Al propio tiempo que la expresión del pensamiento cumplía bajo la forma del lenguaje su obra de análisis y sus síntesis parciales, al propio tiempo que la parte más pura del alma humana trataba de conocer a Dios y se desarrollaba de misterio en misterio en el camino de fusión de las creencias y de la verdad, la filosofía más ligada a la Tierra que el pensamiento religioso, pero arrastrada también algunas veces al espacio para contrapesar el vuelo de su hermana, se entregaba al análisis de la razón humana, a la investigación de la verdad demostrada. Como el cerebro de la Humanidad no era aun capaz de reasumir en sí mismo, en un todo supremo, el resultado de las investigaciones misteriosas de la religión y de las investigaciones luminosas de la filosofía, tuvo lugar entre ambas un choque continuo, y aun cuando hayan marchado de acuerdo desde su origen, puedo decir con seguridad que no hubo nunca entre ellas una verdadera alianza. Por otra parte, hubiera sido preciso para que esta alianza tuviese lugar, que llegase la hora de su realización, y que tanto una como otra estuviesen preparadas a esa fusión por el descubrimiento de verdades que deben explicar su necesidad. Se verificará sí, pero será cuando el pensamiento religioso conozca lo bastante la divinidad para definirla sin estrechez, y cuando la filosofía la haya entrevisto lo suficiente como una certeza definible para no negar su existencia. Creo haber manifestado con sobrada claridad que la religión bajo sus diversas formas y por sus transformaciones sucesivas, ha marchado constantemente hacia este fin como si nada hubiese dividido su pensamiento: preciso será ahora que con la misma rapidez someta la filosofía a igual examen sintético.
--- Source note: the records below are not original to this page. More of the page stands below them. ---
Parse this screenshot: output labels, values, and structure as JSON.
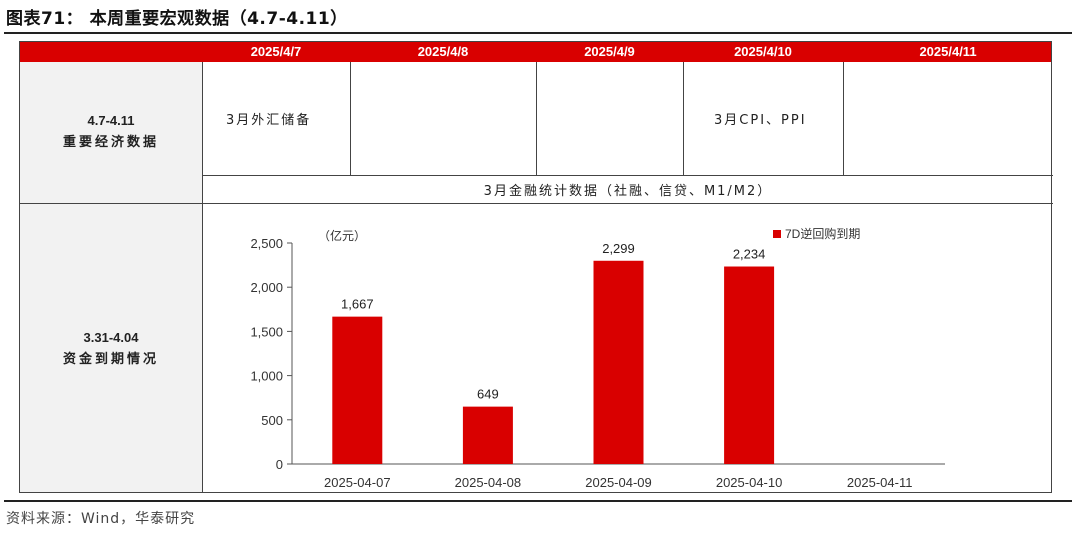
{
  "figure": {
    "title": "图表71： 本周重要宏观数据（4.7-4.11）"
  },
  "header": {
    "dates": [
      "2025/4/7",
      "2025/4/8",
      "2025/4/9",
      "2025/4/10",
      "2025/4/11"
    ]
  },
  "macro": {
    "label_range": "4.7-4.11",
    "label_text": "重要经济数据",
    "events": [
      "3月外汇储备",
      "",
      "",
      "3月CPI、PPI",
      ""
    ],
    "span_event": "3月金融统计数据（社融、信贷、M1/M2）"
  },
  "funds": {
    "label_range": "3.31-4.04",
    "label_text": "资金到期情况"
  },
  "chart_data": {
    "type": "bar",
    "ylabel": "（亿元）",
    "categories": [
      "2025-04-07",
      "2025-04-08",
      "2025-04-09",
      "2025-04-10",
      "2025-04-11"
    ],
    "series": [
      {
        "name": "7D逆回购到期",
        "values": [
          1667,
          649,
          2299,
          2234,
          null
        ],
        "color": "#d90000"
      }
    ],
    "data_labels": [
      "1,667",
      "649",
      "2,299",
      "2,234",
      ""
    ],
    "yticks": [
      "0",
      "500",
      "1,000",
      "1,500",
      "2,000",
      "2,500"
    ],
    "ytick_values": [
      0,
      500,
      1000,
      1500,
      2000,
      2500
    ],
    "ylim": [
      0,
      2500
    ],
    "legend_position": "top-right"
  },
  "source": "资料来源：Wind，华泰研究"
}
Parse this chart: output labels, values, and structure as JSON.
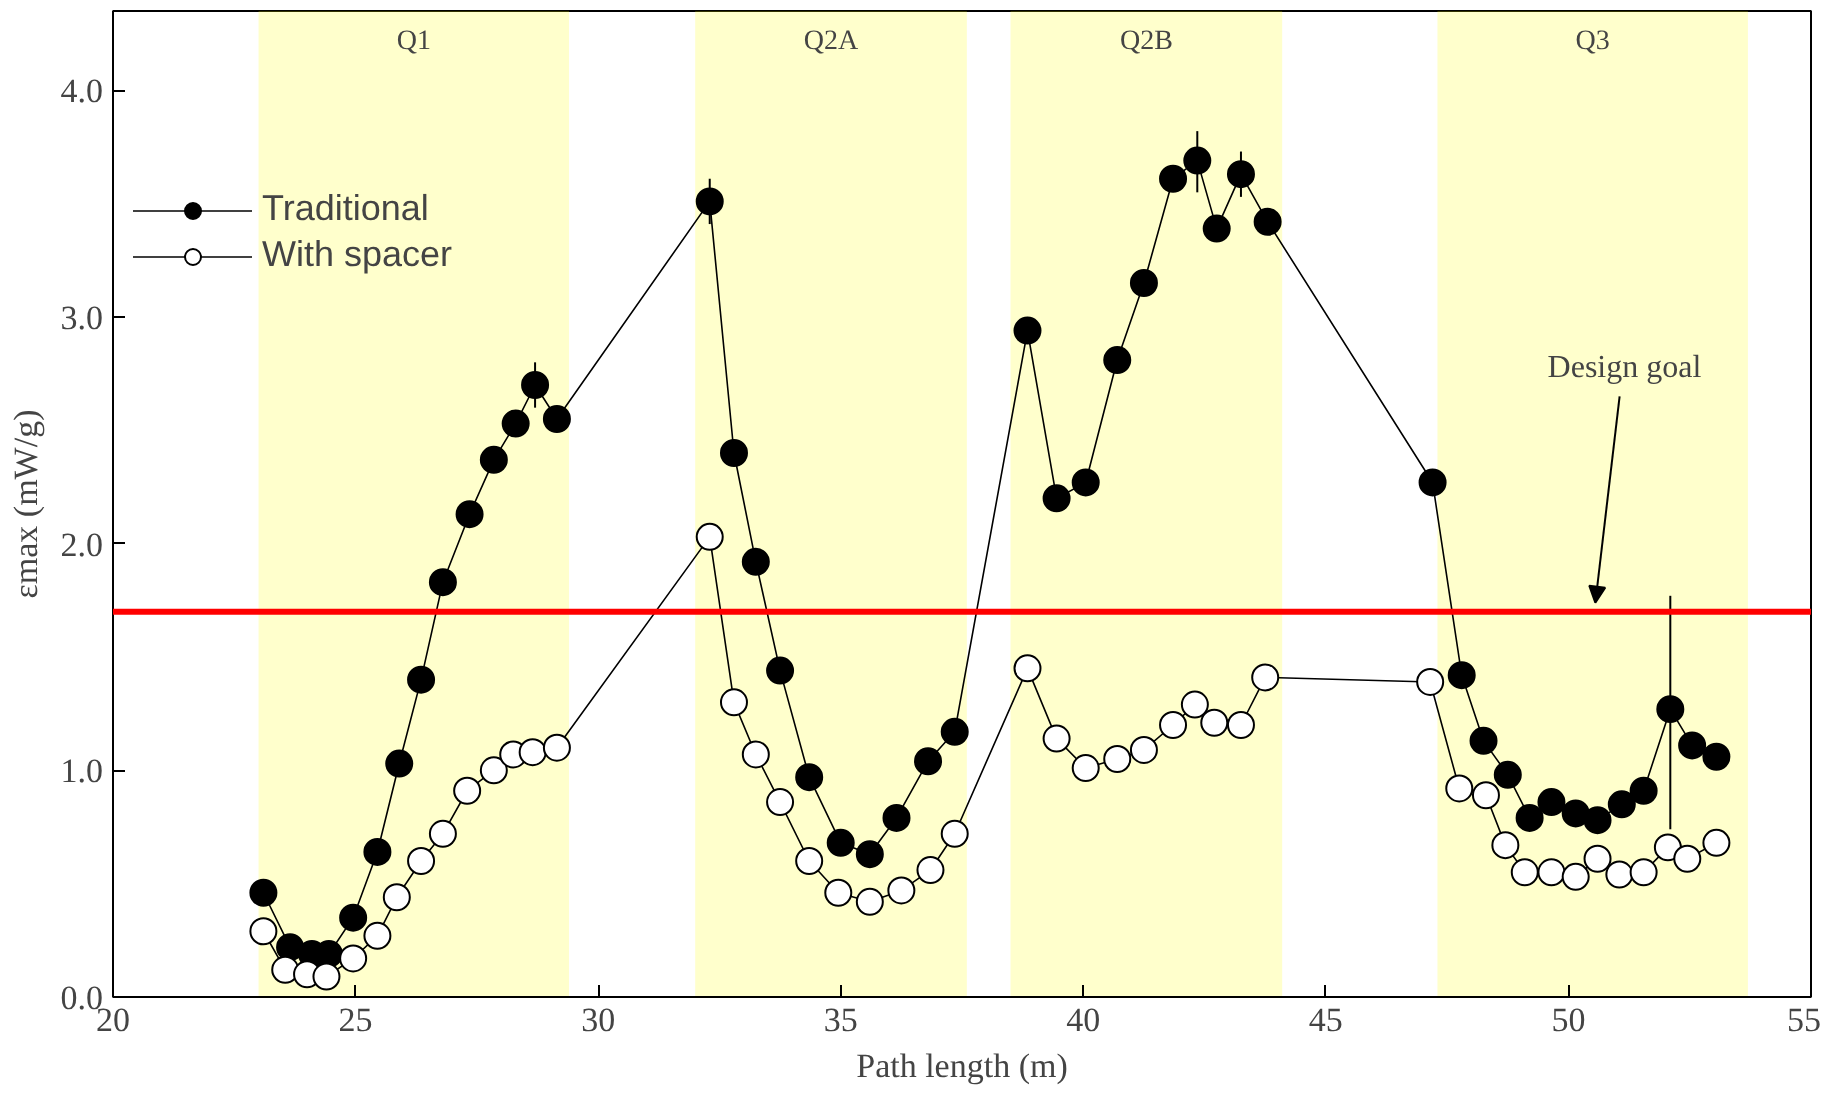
{
  "chart_data": {
    "type": "line",
    "xlabel": "Path length (m)",
    "ylabel": "εmax (mW/g)",
    "xlim": [
      20,
      55
    ],
    "ylim": [
      0,
      4.35
    ],
    "xticks": [
      20,
      25,
      30,
      35,
      40,
      45,
      50,
      55
    ],
    "yticks": [
      {
        "value": 0,
        "label": "0.0"
      },
      {
        "value": 1,
        "label": "1.0"
      },
      {
        "value": 2,
        "label": "2.0"
      },
      {
        "value": 3,
        "label": "3.0"
      },
      {
        "value": 4,
        "label": "4.0"
      }
    ],
    "grid": false,
    "legend": "top left",
    "line_style": "solid",
    "series": [
      {
        "name": "Traditional",
        "color": "#000000",
        "marker": "circle",
        "x": [
          23.1,
          23.65,
          24.1,
          24.45,
          24.95,
          25.45,
          25.9,
          26.35,
          26.8,
          27.35,
          27.85,
          28.3,
          28.7,
          29.15,
          32.3,
          32.8,
          33.25,
          33.75,
          34.35,
          35.0,
          35.6,
          36.15,
          36.8,
          37.35,
          38.85,
          39.45,
          40.05,
          40.7,
          41.25,
          41.85,
          42.35,
          42.75,
          43.25,
          43.8,
          47.2,
          47.8,
          48.25,
          48.75,
          49.2,
          49.65,
          50.15,
          50.6,
          51.1,
          51.55,
          52.1,
          52.55,
          53.05
        ],
        "values": [
          0.46,
          0.22,
          0.19,
          0.19,
          0.35,
          0.64,
          1.03,
          1.4,
          1.83,
          2.13,
          2.37,
          2.53,
          2.7,
          2.55,
          3.51,
          2.4,
          1.92,
          1.44,
          0.97,
          0.68,
          0.63,
          0.79,
          1.04,
          1.17,
          2.94,
          2.2,
          2.27,
          2.81,
          3.15,
          3.61,
          3.69,
          3.39,
          3.63,
          3.42,
          2.27,
          1.42,
          1.13,
          0.98,
          0.79,
          0.86,
          0.81,
          0.78,
          0.85,
          0.91,
          1.27,
          1.11,
          1.06
        ],
        "errors": [
          null,
          null,
          null,
          null,
          null,
          null,
          null,
          null,
          null,
          null,
          null,
          null,
          0.1,
          null,
          0.1,
          null,
          null,
          null,
          null,
          null,
          null,
          null,
          null,
          null,
          null,
          null,
          null,
          null,
          null,
          null,
          [
            3.55,
            3.82
          ],
          null,
          0.1,
          null,
          null,
          null,
          null,
          null,
          null,
          null,
          null,
          null,
          null,
          null,
          [
            0.74,
            1.77
          ],
          null,
          null
        ]
      },
      {
        "name": "With spacer",
        "color": "#000000",
        "marker": "circle_open",
        "x": [
          23.1,
          23.55,
          24.0,
          24.4,
          24.95,
          25.45,
          25.85,
          26.35,
          26.8,
          27.3,
          27.85,
          28.25,
          28.65,
          29.15,
          32.3,
          32.8,
          33.25,
          33.75,
          34.35,
          34.95,
          35.6,
          36.25,
          36.85,
          37.35,
          38.85,
          39.45,
          40.05,
          40.7,
          41.25,
          41.85,
          42.3,
          42.7,
          43.25,
          43.75,
          47.15,
          47.75,
          48.3,
          48.7,
          49.1,
          49.65,
          50.15,
          50.6,
          51.05,
          51.55,
          52.05,
          52.45,
          53.05
        ],
        "values": [
          0.29,
          0.12,
          0.1,
          0.09,
          0.17,
          0.27,
          0.44,
          0.6,
          0.72,
          0.91,
          1.0,
          1.07,
          1.08,
          1.1,
          2.03,
          1.3,
          1.07,
          0.86,
          0.6,
          0.46,
          0.42,
          0.47,
          0.56,
          0.72,
          1.45,
          1.14,
          1.01,
          1.05,
          1.09,
          1.2,
          1.29,
          1.21,
          1.2,
          1.41,
          1.39,
          0.92,
          0.89,
          0.67,
          0.55,
          0.55,
          0.53,
          0.61,
          0.54,
          0.55,
          0.66,
          0.61,
          0.68
        ]
      }
    ],
    "ref_lines": [
      {
        "axis": "y",
        "value": 1.7,
        "color": "#ff0000",
        "line_style": "solid",
        "label": "Design goal"
      }
    ],
    "bands": [
      {
        "axis": "x",
        "from": 23.0,
        "to": 29.4,
        "label": "Q1",
        "color": "#ffff00"
      },
      {
        "axis": "x",
        "from": 32.0,
        "to": 37.6,
        "label": "Q2A",
        "color": "#ffff00"
      },
      {
        "axis": "x",
        "from": 38.5,
        "to": 44.1,
        "label": "Q2B",
        "color": "#ffff00"
      },
      {
        "axis": "x",
        "from": 47.3,
        "to": 53.7,
        "label": "Q3",
        "color": "#ffff00"
      }
    ]
  }
}
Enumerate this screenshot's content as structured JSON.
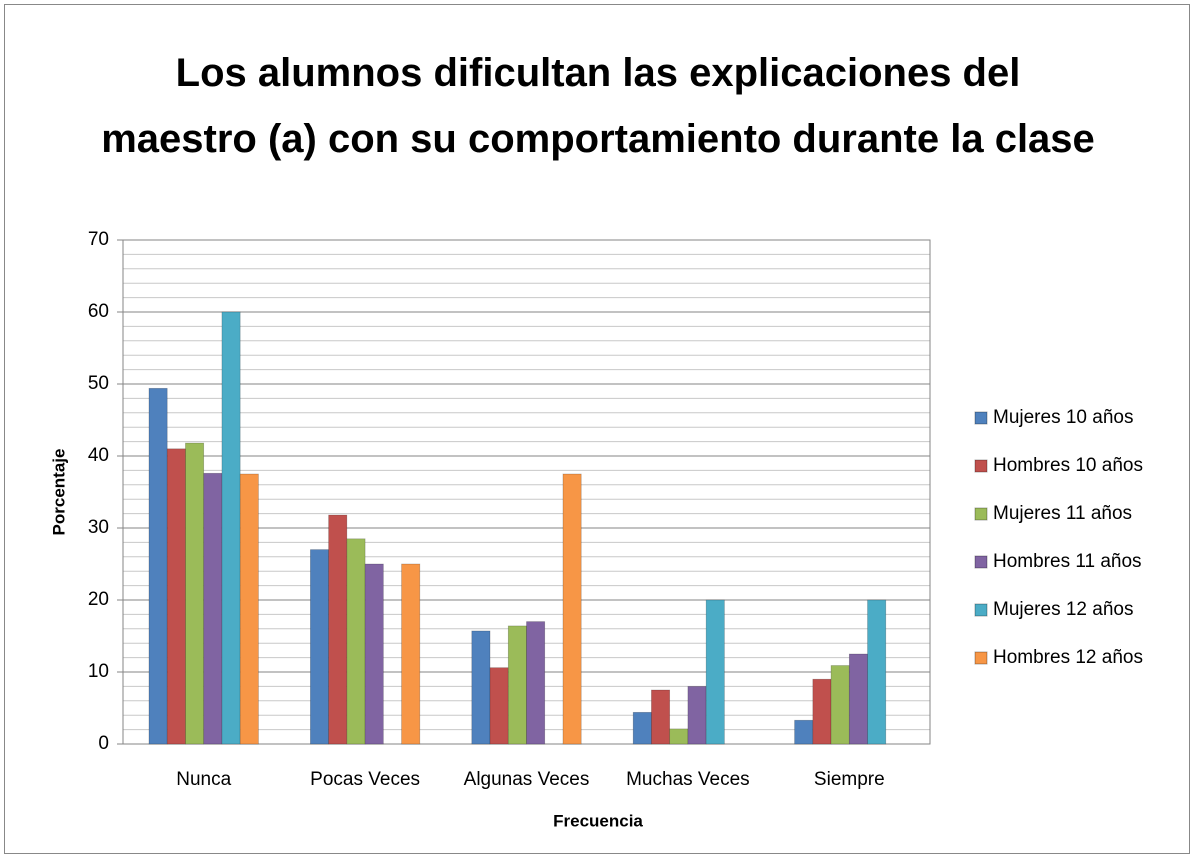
{
  "chart_data": {
    "type": "bar",
    "title": "Los alumnos dificultan las explicaciones del maestro (a) con su comportamiento durante la clase",
    "x_label": "Frecuencia",
    "y_label": "Porcentaje",
    "categories": [
      "Nunca",
      "Pocas Veces",
      "Algunas Veces",
      "Muchas Veces",
      "Siempre"
    ],
    "series": [
      {
        "name": "Mujeres 10 años",
        "color": "#4f81bd",
        "values": [
          49.4,
          27,
          15.7,
          4.4,
          3.3
        ]
      },
      {
        "name": "Hombres 10 años",
        "color": "#c0504d",
        "values": [
          41,
          31.8,
          10.6,
          7.5,
          9
        ]
      },
      {
        "name": "Mujeres 11 años",
        "color": "#9bbb59",
        "values": [
          41.8,
          28.5,
          16.4,
          2.1,
          10.9
        ]
      },
      {
        "name": "Hombres 11 años",
        "color": "#8064a2",
        "values": [
          37.6,
          25,
          17,
          8,
          12.5
        ]
      },
      {
        "name": "Mujeres 12 años",
        "color": "#4bacc6",
        "values": [
          60,
          0,
          0,
          20,
          20
        ]
      },
      {
        "name": "Hombres 12 años",
        "color": "#f79646",
        "values": [
          37.5,
          25,
          37.5,
          0,
          0
        ]
      }
    ],
    "ylim": [
      0,
      70
    ],
    "yticks": [
      0,
      10,
      20,
      30,
      40,
      50,
      60,
      70
    ],
    "yminorticks": [
      2,
      4,
      6,
      8,
      12,
      14,
      16,
      18,
      22,
      24,
      26,
      28,
      32,
      34,
      36,
      38,
      42,
      44,
      46,
      48,
      52,
      54,
      56,
      58,
      62,
      64,
      66,
      68
    ],
    "grid": true,
    "legend": "right"
  }
}
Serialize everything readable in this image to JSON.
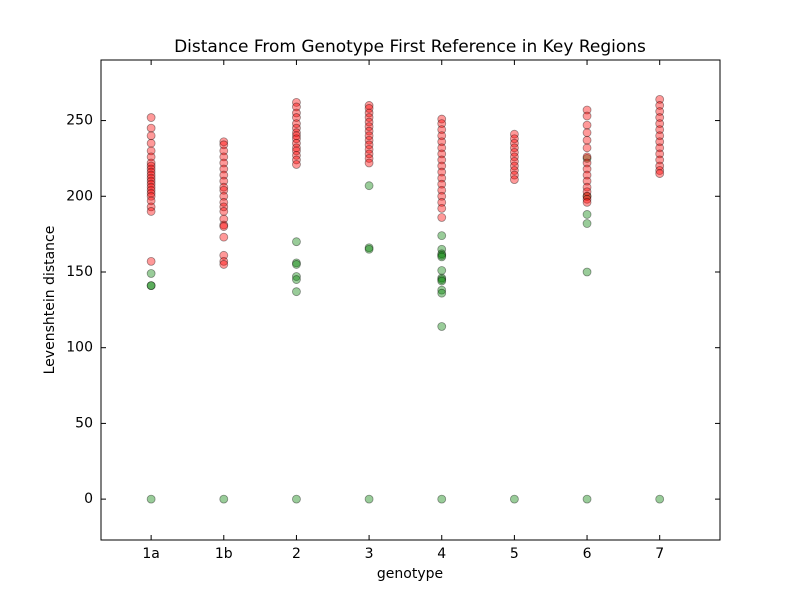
{
  "chart_data": {
    "type": "scatter",
    "title": "Distance From Genotype First Reference in Key Regions",
    "x_label": "genotype",
    "y_label": "Levenshtein distance",
    "categories": [
      "1a",
      "1b",
      "2",
      "3",
      "4",
      "5",
      "6",
      "7"
    ],
    "ylim": [
      -27,
      290
    ],
    "yticks": [
      0,
      50,
      100,
      150,
      200,
      250
    ],
    "series": [
      {
        "color": "#008000",
        "values": [
          [
            0,
            149,
            141,
            141
          ],
          [
            0
          ],
          [
            0,
            170,
            156,
            155,
            147,
            145,
            137
          ],
          [
            0,
            207,
            166,
            165
          ],
          [
            0,
            174,
            165,
            162,
            161,
            160,
            151,
            146,
            145,
            144,
            138,
            136,
            114
          ],
          [
            0
          ],
          [
            0,
            225,
            200,
            188,
            182,
            150
          ],
          [
            0
          ]
        ]
      },
      {
        "color": "#ff0000",
        "values": [
          [
            252,
            245,
            240,
            235,
            230,
            226,
            222,
            220,
            218,
            216,
            214,
            212,
            210,
            208,
            206,
            204,
            202,
            200,
            197,
            193,
            190,
            157
          ],
          [
            236,
            234,
            230,
            226,
            222,
            218,
            214,
            210,
            206,
            204,
            200,
            196,
            193,
            190,
            185,
            181,
            180,
            173,
            161,
            157,
            155
          ],
          [
            262,
            259,
            255,
            252,
            248,
            245,
            242,
            240,
            238,
            235,
            232,
            230,
            227,
            224,
            221
          ],
          [
            260,
            258,
            255,
            252,
            249,
            246,
            243,
            240,
            237,
            234,
            231,
            228,
            225,
            222
          ],
          [
            251,
            248,
            244,
            240,
            236,
            232,
            228,
            224,
            220,
            216,
            212,
            208,
            204,
            200,
            196,
            192,
            186
          ],
          [
            241,
            238,
            235,
            232,
            229,
            226,
            223,
            220,
            217,
            214,
            211
          ],
          [
            257,
            253,
            247,
            242,
            237,
            232,
            226,
            222,
            218,
            214,
            210,
            206,
            203,
            200,
            198,
            196
          ],
          [
            264,
            260,
            256,
            252,
            248,
            244,
            240,
            236,
            232,
            228,
            224,
            220,
            217,
            215
          ]
        ]
      }
    ]
  }
}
Los incrédulos se han reído de las luchas filosóficas como se han reído de las luchas religiosas y de las divergencias filológicas, pero lo han hecho porque les ha faltado lo que les falta siempre a los incrédulos, la fe y la ciencia; no han tenido suficiente elevación de espíritu para creer en un regulador supremo; no han aprendido lo bastante para ver que todo lo que existe se organiza con un objeto armónico. Mientras la filosofía subdividida ostensiblemente parecía ser como la religión una causa eterna de guerra entre los miembros de la Humanidad, sus trabajos tendían todos a descubrir los medios de llegar a la unidad. Si cada una de sus fracciones deseaba la unidad en sí, es porque la Providencia ha dado a toda idea un sentimiento de personalidad bastante fuerte para contrabalancear la mucha vivacidad de su deseo de unión que podía arrastrarla al sacrificio prematuro de su originalidad. La religión y la filosofía, como el arte, la poesía y la historia, encierran en si desde que llegan a sentir su existencia, la profecía de esa armonía definitiva hacia que tienden. No hay un creyente que no sea filósofo sin conocerlo no obstante algunas veces; no hay un filósofo que no sea creyente negándolo sin embargo; y los poetas, los artistas y los historiadores, sobre todo aquellos cuyo genio glorifica uno de estos títulos, tienen en sí el germen de todos los sentimientos que experimentan a la vez los que ejercen misiones diferentes de la suya. Un poeta, por ejemplo, es creyente, filósofo, artista e historiador, y no hay un creyente, un filósofo, un artista, o un historiador, que no sienta su genio para un porvenir cualquiera, y tal vez bajo una forma distinta, como Píndaro y Homero, dispuestos a reinar en el mundo de la imaginación. El origen de la religión, la filosofía, el arte, la poesía y la historia es uno mismo. En la niñez de la Humanidad el hombre de genio las descubrió todas a la vez, como en su edad madura el hombre de genio deberá reasumirlas todas en nombre de ella. Es difícil por consiguiente seguir en el pasado real de la Humanidad cada una de estas fracciones del alma en su aislamiento: por ejemplo, en un principio todos los creyentes son filósofos; la religión y la filosofía ayudándose mutuamente buscan la senda que cada una ha de seguir.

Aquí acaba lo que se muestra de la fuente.